The decision-maker in charge of your website needs to have a clear understanding of your business, audience, and marketing goals, in addition to what is technically possible.

#2 Marketing is the Message. Not the Code.

Your audience doesn’t care if your website is built in WordPress or Magento, custom-coded, or uses an ancient version of Microsoft Frontpage. They do care that what you have to offer meets their needs in some unique way. Your brand message is conveyed through headlines and copy, graphics and layout, and calls to action. And that’s marketing.
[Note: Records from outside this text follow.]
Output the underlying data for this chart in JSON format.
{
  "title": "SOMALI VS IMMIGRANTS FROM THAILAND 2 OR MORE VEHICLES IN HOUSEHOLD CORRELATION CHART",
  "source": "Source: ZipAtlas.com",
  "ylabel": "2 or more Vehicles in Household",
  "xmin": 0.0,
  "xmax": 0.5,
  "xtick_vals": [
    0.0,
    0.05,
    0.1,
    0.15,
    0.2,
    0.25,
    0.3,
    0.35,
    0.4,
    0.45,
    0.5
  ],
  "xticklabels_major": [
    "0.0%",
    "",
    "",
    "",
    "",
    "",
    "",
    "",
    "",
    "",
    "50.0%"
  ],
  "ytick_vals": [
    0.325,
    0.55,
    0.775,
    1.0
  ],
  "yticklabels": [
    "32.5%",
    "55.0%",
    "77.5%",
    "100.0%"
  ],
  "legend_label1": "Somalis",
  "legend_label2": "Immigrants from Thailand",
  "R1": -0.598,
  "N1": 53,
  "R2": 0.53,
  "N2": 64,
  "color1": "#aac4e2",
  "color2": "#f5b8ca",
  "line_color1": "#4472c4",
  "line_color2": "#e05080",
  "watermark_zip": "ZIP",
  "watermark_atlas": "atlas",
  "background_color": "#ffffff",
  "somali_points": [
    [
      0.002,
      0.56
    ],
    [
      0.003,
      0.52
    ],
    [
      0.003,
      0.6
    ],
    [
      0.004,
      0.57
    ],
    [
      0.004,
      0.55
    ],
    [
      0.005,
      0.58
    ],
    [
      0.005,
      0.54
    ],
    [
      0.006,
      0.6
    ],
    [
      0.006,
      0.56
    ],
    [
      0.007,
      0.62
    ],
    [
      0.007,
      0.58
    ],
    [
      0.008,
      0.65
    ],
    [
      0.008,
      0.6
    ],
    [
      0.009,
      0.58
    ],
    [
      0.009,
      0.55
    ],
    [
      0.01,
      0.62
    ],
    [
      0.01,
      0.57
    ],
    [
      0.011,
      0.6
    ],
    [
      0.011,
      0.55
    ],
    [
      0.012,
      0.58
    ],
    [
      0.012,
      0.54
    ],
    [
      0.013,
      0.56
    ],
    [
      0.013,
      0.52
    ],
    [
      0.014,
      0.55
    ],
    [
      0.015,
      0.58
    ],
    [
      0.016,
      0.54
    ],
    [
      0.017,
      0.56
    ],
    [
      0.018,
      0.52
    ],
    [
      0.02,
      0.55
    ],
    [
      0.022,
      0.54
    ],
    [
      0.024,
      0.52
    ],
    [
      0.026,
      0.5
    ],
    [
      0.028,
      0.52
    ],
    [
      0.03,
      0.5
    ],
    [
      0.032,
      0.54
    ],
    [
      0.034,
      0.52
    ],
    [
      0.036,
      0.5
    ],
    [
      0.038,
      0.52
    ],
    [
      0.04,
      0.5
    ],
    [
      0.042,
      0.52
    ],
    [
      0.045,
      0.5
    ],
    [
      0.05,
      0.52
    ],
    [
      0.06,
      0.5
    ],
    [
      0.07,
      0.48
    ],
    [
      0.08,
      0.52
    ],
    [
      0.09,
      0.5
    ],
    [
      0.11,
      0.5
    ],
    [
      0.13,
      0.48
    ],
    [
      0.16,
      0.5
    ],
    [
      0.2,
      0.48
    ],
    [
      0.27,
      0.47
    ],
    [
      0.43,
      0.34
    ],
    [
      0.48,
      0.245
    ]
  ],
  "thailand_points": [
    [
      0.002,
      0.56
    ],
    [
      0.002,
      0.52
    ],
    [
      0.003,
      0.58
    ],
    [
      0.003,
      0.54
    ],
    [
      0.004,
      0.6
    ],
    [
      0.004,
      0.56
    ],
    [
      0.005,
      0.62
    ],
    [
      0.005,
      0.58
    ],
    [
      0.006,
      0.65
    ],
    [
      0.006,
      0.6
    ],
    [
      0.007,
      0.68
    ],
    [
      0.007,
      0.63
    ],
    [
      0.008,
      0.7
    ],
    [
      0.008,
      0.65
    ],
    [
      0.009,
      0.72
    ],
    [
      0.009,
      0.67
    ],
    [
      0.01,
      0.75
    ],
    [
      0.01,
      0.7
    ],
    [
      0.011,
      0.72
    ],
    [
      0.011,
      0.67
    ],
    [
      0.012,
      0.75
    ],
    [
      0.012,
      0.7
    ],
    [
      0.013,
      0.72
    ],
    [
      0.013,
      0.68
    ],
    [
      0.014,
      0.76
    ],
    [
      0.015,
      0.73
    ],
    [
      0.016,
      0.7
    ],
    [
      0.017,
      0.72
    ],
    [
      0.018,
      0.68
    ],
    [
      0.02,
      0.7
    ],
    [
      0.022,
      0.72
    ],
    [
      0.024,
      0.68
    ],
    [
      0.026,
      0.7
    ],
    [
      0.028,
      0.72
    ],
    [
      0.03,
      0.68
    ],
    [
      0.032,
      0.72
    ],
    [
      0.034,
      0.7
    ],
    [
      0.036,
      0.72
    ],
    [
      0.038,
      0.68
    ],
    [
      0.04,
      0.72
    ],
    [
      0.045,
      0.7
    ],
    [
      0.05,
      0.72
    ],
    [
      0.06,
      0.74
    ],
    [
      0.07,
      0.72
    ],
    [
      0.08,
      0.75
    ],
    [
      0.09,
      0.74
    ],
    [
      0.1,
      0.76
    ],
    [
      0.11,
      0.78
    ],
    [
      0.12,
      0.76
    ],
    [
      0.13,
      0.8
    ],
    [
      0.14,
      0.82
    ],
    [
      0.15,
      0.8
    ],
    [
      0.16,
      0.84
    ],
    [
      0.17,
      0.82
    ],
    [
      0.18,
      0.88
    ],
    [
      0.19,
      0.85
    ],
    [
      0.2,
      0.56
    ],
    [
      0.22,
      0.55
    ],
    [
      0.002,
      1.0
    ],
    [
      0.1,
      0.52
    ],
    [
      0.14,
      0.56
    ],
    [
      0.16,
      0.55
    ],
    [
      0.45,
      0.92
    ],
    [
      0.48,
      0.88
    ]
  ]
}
Do keep in mind that coding can also send a message about your brand. Poor code that is broken or clunky detracts from credibility and frustrates visitors. One of your IT team’s most important contributions to your website is crafting a fully-functional, seamless experience. And that’s a critical and difficult job.

But your website team needs to be led by someone who understands your core marketing message and how it can be implemented most effectively on the web.

#3 Functionality is NOT the Same as Usability

One of your basic needs is a website that functions properly. Every page element in its proper place, links that work, servers that don’t time out, pages that load quickly, shopping carts that function. However, just because it’s functional technically doesn’t mean it’s easy for an end-user to, well, use.

Add to Cart buttons that work properly won’t get the sale if they are in the wrong location, are the wrong color, are sized poorly, or are competing with other buttons. A menu that works is useless if the content isn’t intuitively organized and labeled. And that’s just the beginning.

It’s important to have someone influencing your team who is knowledgeable in usability and understands proven website conventions (yes, links really should always be underlined and blue).

#4 Content is King on the Web

Years before content marketing was even a thing, we were touting the phrase “content is king”; meaning that fresh, quality content is your website’s most valuable asset for marketing to users (and search engines). It is also the single-most difficult thing for organizations to develop and maintain.

A person who knows your brand, audience, message, and products AND can write AND is motivated to do it regularly is one of the most valuable members of your team – and typically the most difficult to find.

#5 Coding Is No Longer (Completely) Specialized Knowledge

Ever heard of WordPress? Joomla? Drupal? These internet-based website platforms, and others like them, make it easy for just about any moderately computer savvy person to build, update, and maintain a basic website. Shell out $100 for annual hosting with a script to install the platform, find an inexpensive design theme you like, and you are well on your way to creating a basic site yourself. Gone are the days of using clunky software like FrontPage or Dreamweaver or having to pay exorbitant amounts for custom websites you can’t manage yourself.

Web technology today is much more accessible, which means the people who excel in your marketing strategy can participate in managing the website more easily as well.

#6 Better Utilize IT’s Strengths

Code is invisible, unless it’s not working. And especially then will you be very glad to have a great IT team in your corner. Even with a user-friendly tool like WordPress, there still is no substitute for great programmers who can do things above and beyond what you get out-of-the-box. Or who can come to the rescue when something stops working.

Your website needs a smart, savvy IT team who excels at building clean code, knows what is and isn’t possible in your platform, gets excited to try new things, solves problems, and fixes what breaks. Nobody is better at translating your marketing vision into a working website – and enjoying it.

Just be sure that someone with a great grasp of your business and marketing is the driving force behind your website strategy.